First, you know the data you'll be working with. So it is necessary to analyze it in advance and pick the best table/column layout. If you have all your 120 columns containing textual data, then a single row will take several K-bytes of disk space. In such situation you will want to make all queries highly selective, so that indexes are used to minimize IO. Full scans might take significant time with such a design. You've said nothing about how big your 500/h requests will be, will each request extract a single row, a small bunch of rows or a big portion (up to whole table)?
Second, looking at the data, you might outline a number of columns that will have a limited set of values. I prefer to do the following transformation for such columns:
setup a dictionary table, making an integer PK for it;
replace the actual value in a master table's column with PK from the dictionary.

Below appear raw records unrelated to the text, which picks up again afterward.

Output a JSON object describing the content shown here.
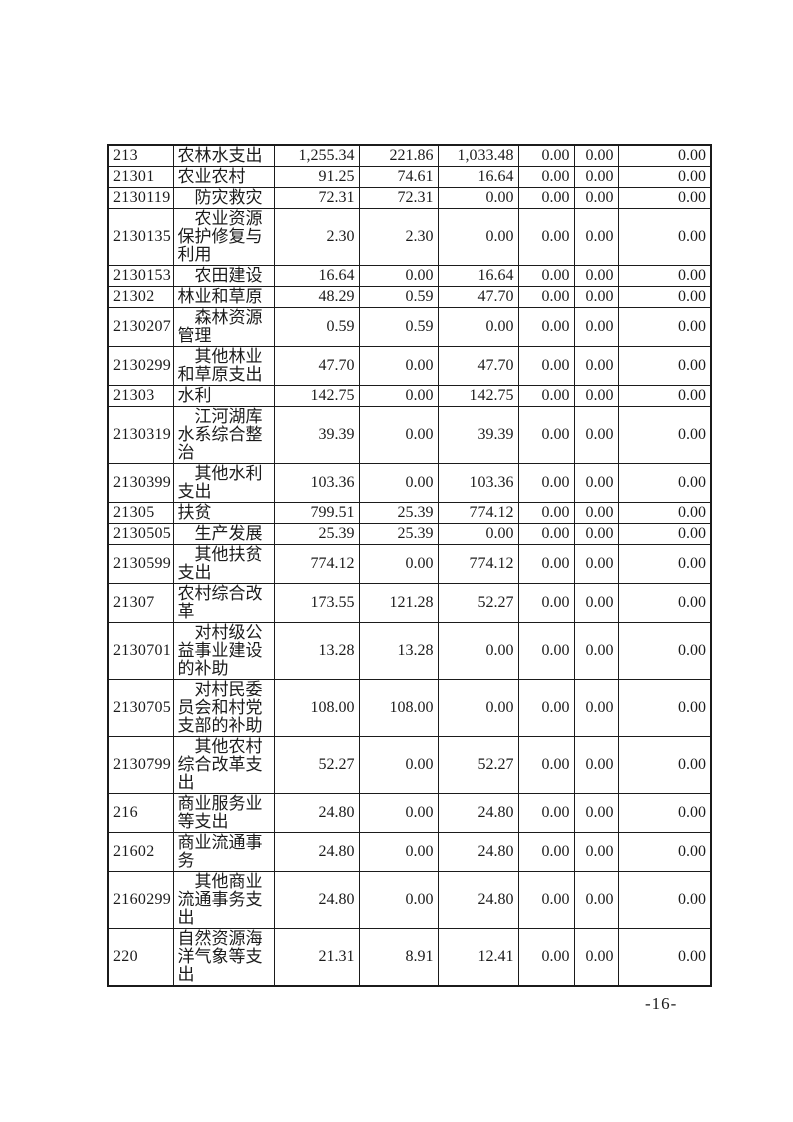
{
  "page": {
    "number_label": "-16-"
  },
  "table": {
    "rows": [
      {
        "code": "213",
        "name": "农林水支出",
        "indent": false,
        "values": [
          "1,255.34",
          "221.86",
          "1,033.48",
          "0.00",
          "0.00",
          "0.00"
        ]
      },
      {
        "code": "21301",
        "name": "农业农村",
        "indent": false,
        "values": [
          "91.25",
          "74.61",
          "16.64",
          "0.00",
          "0.00",
          "0.00"
        ]
      },
      {
        "code": "2130119",
        "name": "防灾救灾",
        "indent": true,
        "values": [
          "72.31",
          "72.31",
          "0.00",
          "0.00",
          "0.00",
          "0.00"
        ]
      },
      {
        "code": "2130135",
        "name": "农业资源保护修复与利用",
        "indent": true,
        "values": [
          "2.30",
          "2.30",
          "0.00",
          "0.00",
          "0.00",
          "0.00"
        ]
      },
      {
        "code": "2130153",
        "name": "农田建设",
        "indent": true,
        "values": [
          "16.64",
          "0.00",
          "16.64",
          "0.00",
          "0.00",
          "0.00"
        ]
      },
      {
        "code": "21302",
        "name": "林业和草原",
        "indent": false,
        "values": [
          "48.29",
          "0.59",
          "47.70",
          "0.00",
          "0.00",
          "0.00"
        ]
      },
      {
        "code": "2130207",
        "name": "森林资源管理",
        "indent": true,
        "values": [
          "0.59",
          "0.59",
          "0.00",
          "0.00",
          "0.00",
          "0.00"
        ]
      },
      {
        "code": "2130299",
        "name": "其他林业和草原支出",
        "indent": true,
        "values": [
          "47.70",
          "0.00",
          "47.70",
          "0.00",
          "0.00",
          "0.00"
        ]
      },
      {
        "code": "21303",
        "name": "水利",
        "indent": false,
        "values": [
          "142.75",
          "0.00",
          "142.75",
          "0.00",
          "0.00",
          "0.00"
        ]
      },
      {
        "code": "2130319",
        "name": "江河湖库水系综合整治",
        "indent": true,
        "values": [
          "39.39",
          "0.00",
          "39.39",
          "0.00",
          "0.00",
          "0.00"
        ]
      },
      {
        "code": "2130399",
        "name": "其他水利支出",
        "indent": true,
        "values": [
          "103.36",
          "0.00",
          "103.36",
          "0.00",
          "0.00",
          "0.00"
        ]
      },
      {
        "code": "21305",
        "name": "扶贫",
        "indent": false,
        "values": [
          "799.51",
          "25.39",
          "774.12",
          "0.00",
          "0.00",
          "0.00"
        ]
      },
      {
        "code": "2130505",
        "name": "生产发展",
        "indent": true,
        "values": [
          "25.39",
          "25.39",
          "0.00",
          "0.00",
          "0.00",
          "0.00"
        ]
      },
      {
        "code": "2130599",
        "name": "其他扶贫支出",
        "indent": true,
        "values": [
          "774.12",
          "0.00",
          "774.12",
          "0.00",
          "0.00",
          "0.00"
        ]
      },
      {
        "code": "21307",
        "name": "农村综合改革",
        "indent": false,
        "values": [
          "173.55",
          "121.28",
          "52.27",
          "0.00",
          "0.00",
          "0.00"
        ]
      },
      {
        "code": "2130701",
        "name": "对村级公益事业建设的补助",
        "indent": true,
        "values": [
          "13.28",
          "13.28",
          "0.00",
          "0.00",
          "0.00",
          "0.00"
        ]
      },
      {
        "code": "2130705",
        "name": "对村民委员会和村党支部的补助",
        "indent": true,
        "values": [
          "108.00",
          "108.00",
          "0.00",
          "0.00",
          "0.00",
          "0.00"
        ]
      },
      {
        "code": "2130799",
        "name": "其他农村综合改革支出",
        "indent": true,
        "values": [
          "52.27",
          "0.00",
          "52.27",
          "0.00",
          "0.00",
          "0.00"
        ]
      },
      {
        "code": "216",
        "name": "商业服务业等支出",
        "indent": false,
        "values": [
          "24.80",
          "0.00",
          "24.80",
          "0.00",
          "0.00",
          "0.00"
        ]
      },
      {
        "code": "21602",
        "name": "商业流通事务",
        "indent": false,
        "values": [
          "24.80",
          "0.00",
          "24.80",
          "0.00",
          "0.00",
          "0.00"
        ]
      },
      {
        "code": "2160299",
        "name": "其他商业流通事务支出",
        "indent": true,
        "values": [
          "24.80",
          "0.00",
          "24.80",
          "0.00",
          "0.00",
          "0.00"
        ]
      },
      {
        "code": "220",
        "name": "自然资源海洋气象等支出",
        "indent": false,
        "values": [
          "21.31",
          "8.91",
          "12.41",
          "0.00",
          "0.00",
          "0.00"
        ]
      }
    ]
  }
}
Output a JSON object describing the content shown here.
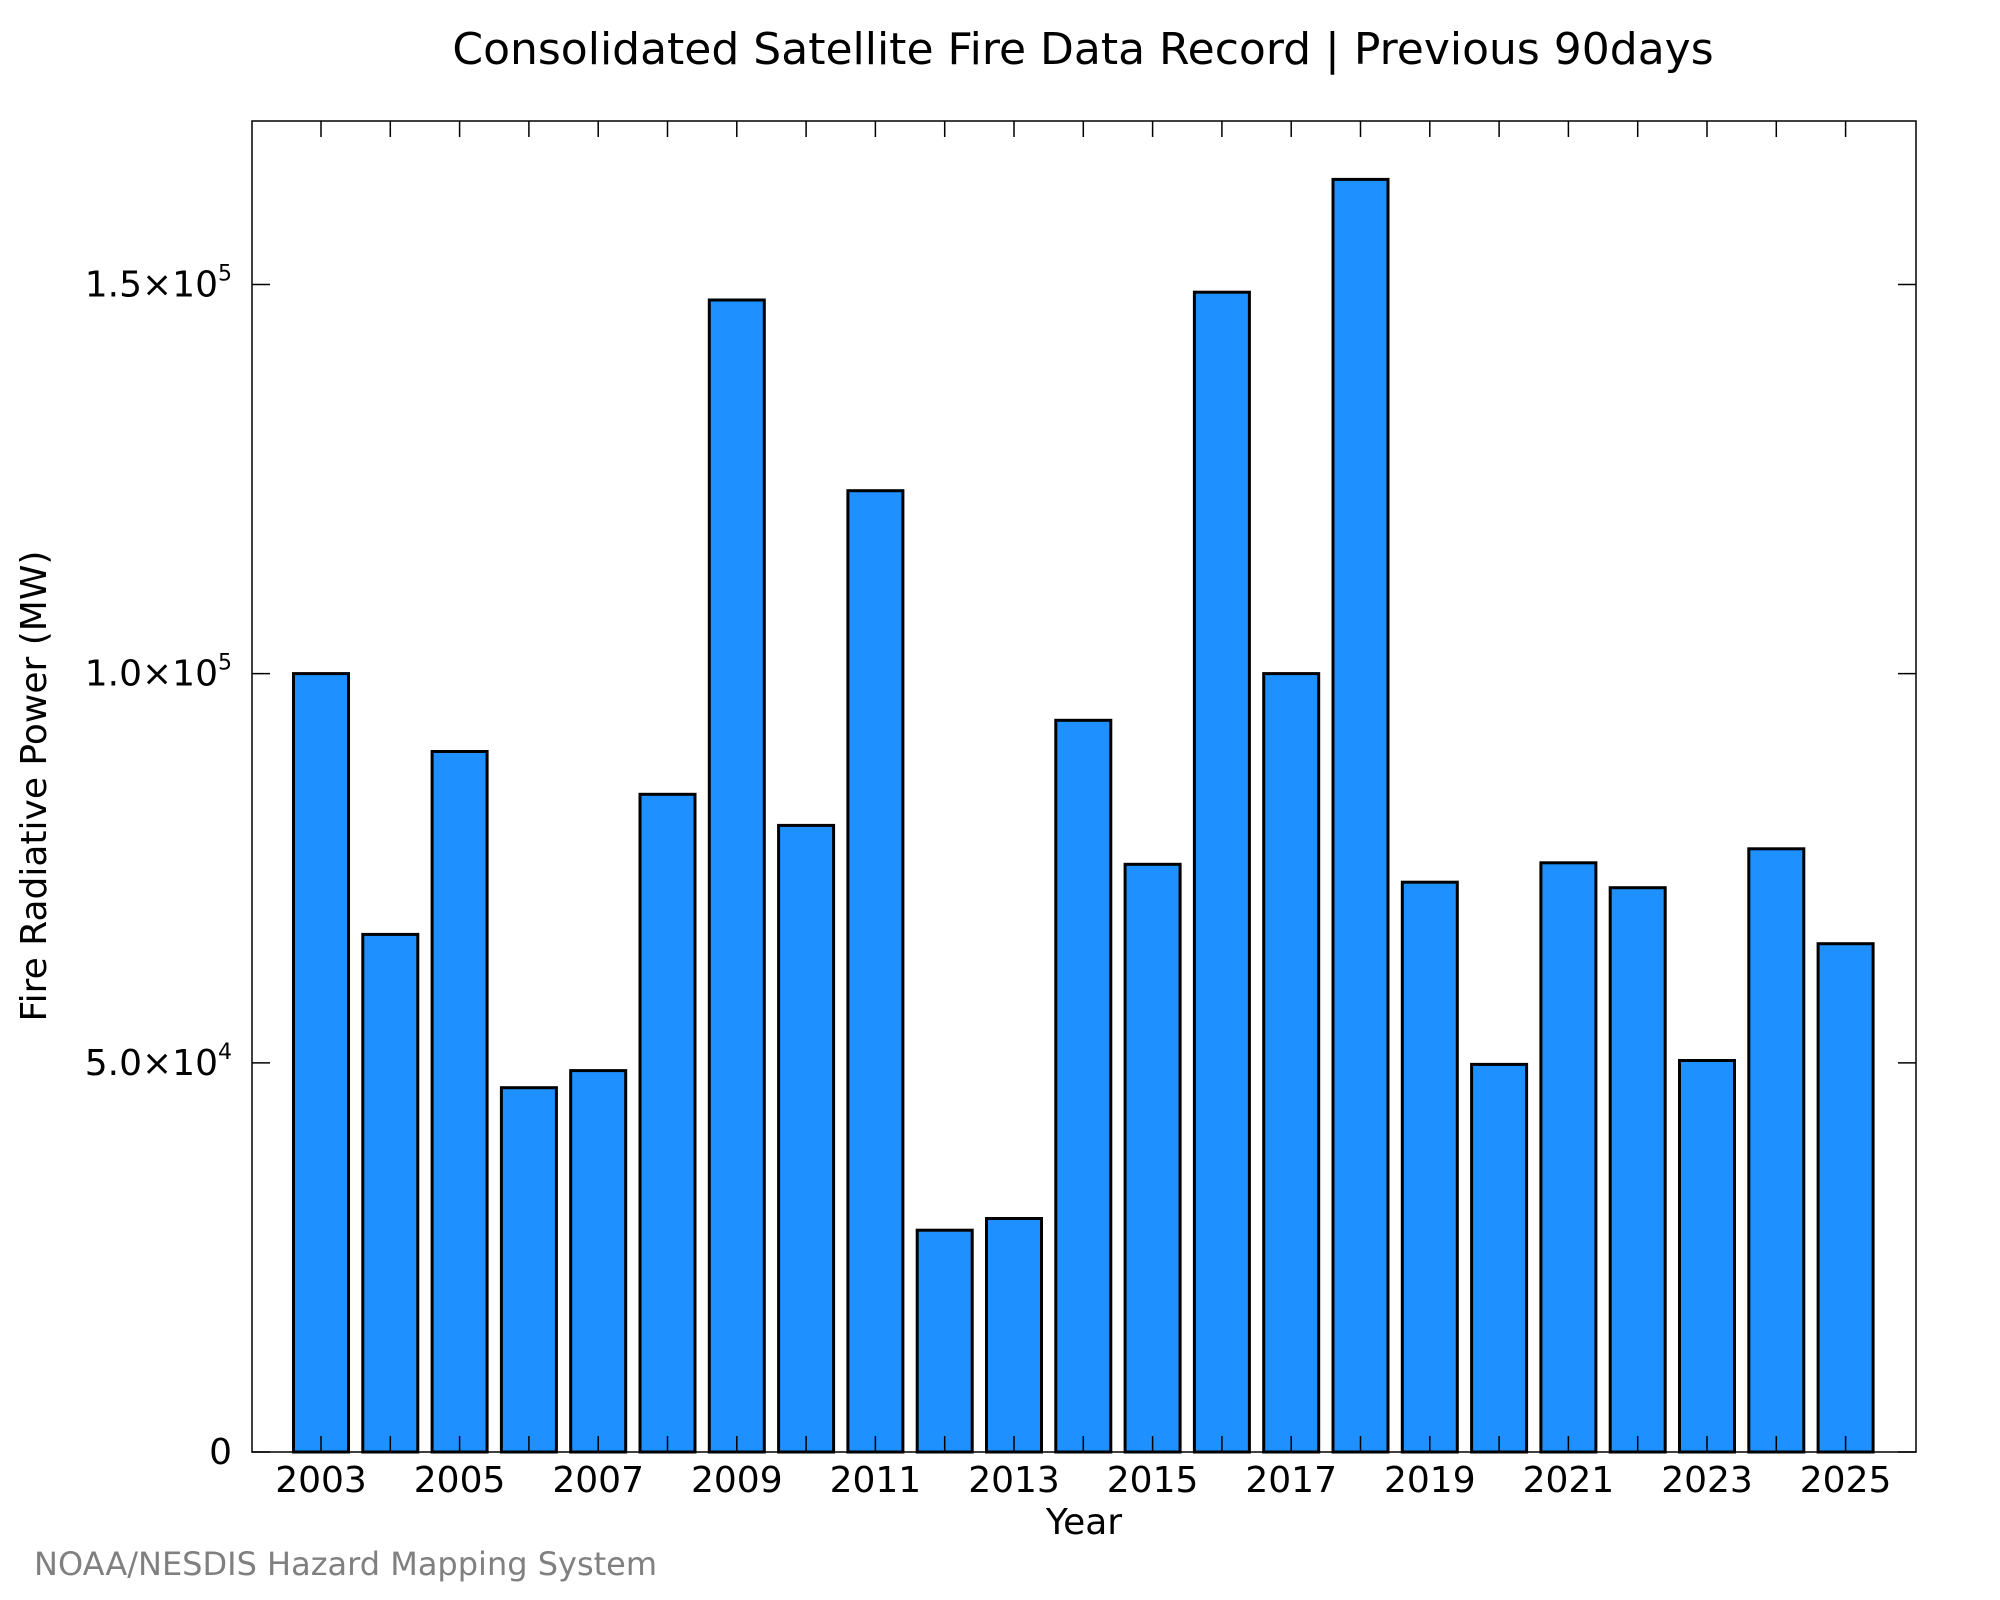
{
  "chart_data": {
    "type": "bar",
    "title": "Consolidated Satellite Fire Data Record | Previous 90days",
    "xlabel": "Year",
    "ylabel": "Fire Radiative Power (MW)",
    "categories": [
      "2003",
      "2004",
      "2005",
      "2006",
      "2007",
      "2008",
      "2009",
      "2010",
      "2011",
      "2012",
      "2013",
      "2014",
      "2015",
      "2016",
      "2017",
      "2018",
      "2019",
      "2020",
      "2021",
      "2022",
      "2023",
      "2024",
      "2025"
    ],
    "values": [
      100000,
      66500,
      90000,
      46800,
      49000,
      84500,
      148000,
      80500,
      123500,
      28500,
      30000,
      94000,
      75500,
      149000,
      100000,
      163500,
      73200,
      49800,
      75700,
      72500,
      50300,
      77500,
      65300
    ],
    "ylim": [
      0,
      171000
    ],
    "x_tick_labels": [
      "2003",
      "2005",
      "2007",
      "2009",
      "2011",
      "2013",
      "2015",
      "2017",
      "2019",
      "2021",
      "2023",
      "2025"
    ],
    "y_ticks": [
      {
        "value": 0,
        "mantissa": "0",
        "exponent": ""
      },
      {
        "value": 50000,
        "mantissa": "5.0×10",
        "exponent": "4"
      },
      {
        "value": 100000,
        "mantissa": "1.0×10",
        "exponent": "5"
      },
      {
        "value": 150000,
        "mantissa": "1.5×10",
        "exponent": "5"
      }
    ],
    "grid": false,
    "bar_color": "#1e90ff",
    "bar_edge_color": "#000000"
  },
  "credit": "NOAA/NESDIS Hazard Mapping System"
}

The transformation is done by triggers written in C, so although it gives me upload penalty, I do have some benefits:
decreased total size of the database and master table;
better options for the database and OS to cache frequently accessed data blocks;
better query performance.
Third, try to split data according to the extracts you'll be doing. Quite often it turns out that only 30-40% of the fields in the table are typically being used by the all queries, the rest 60-70% are evenly distributed among all of them and used partially. In this case I would recommend splitting main table accordingly: extract the fields that are always used into single "master" table, and create another one for the rest of the fields. In fact, you can have several "another ones", logically grouping data in a separate tables.
In my practice we've had a table that contained customer detailed information: name details, addresses details, status details, banking details, billing details, financial details and a set of custom comments. All queries on such a table were expensive ones, as it was used in the majority of our reports (reports typically perform Full scans). Splitting this table into a set of smaller ones and building a view with rules on top of them (to make external application happy) we've managed to gain a pleasant performance boost (sorry, don't have numbers any longer).
To summarize: you know the data you'll be working with and you know the queries that will be used to access your database, analyze and design accordingly.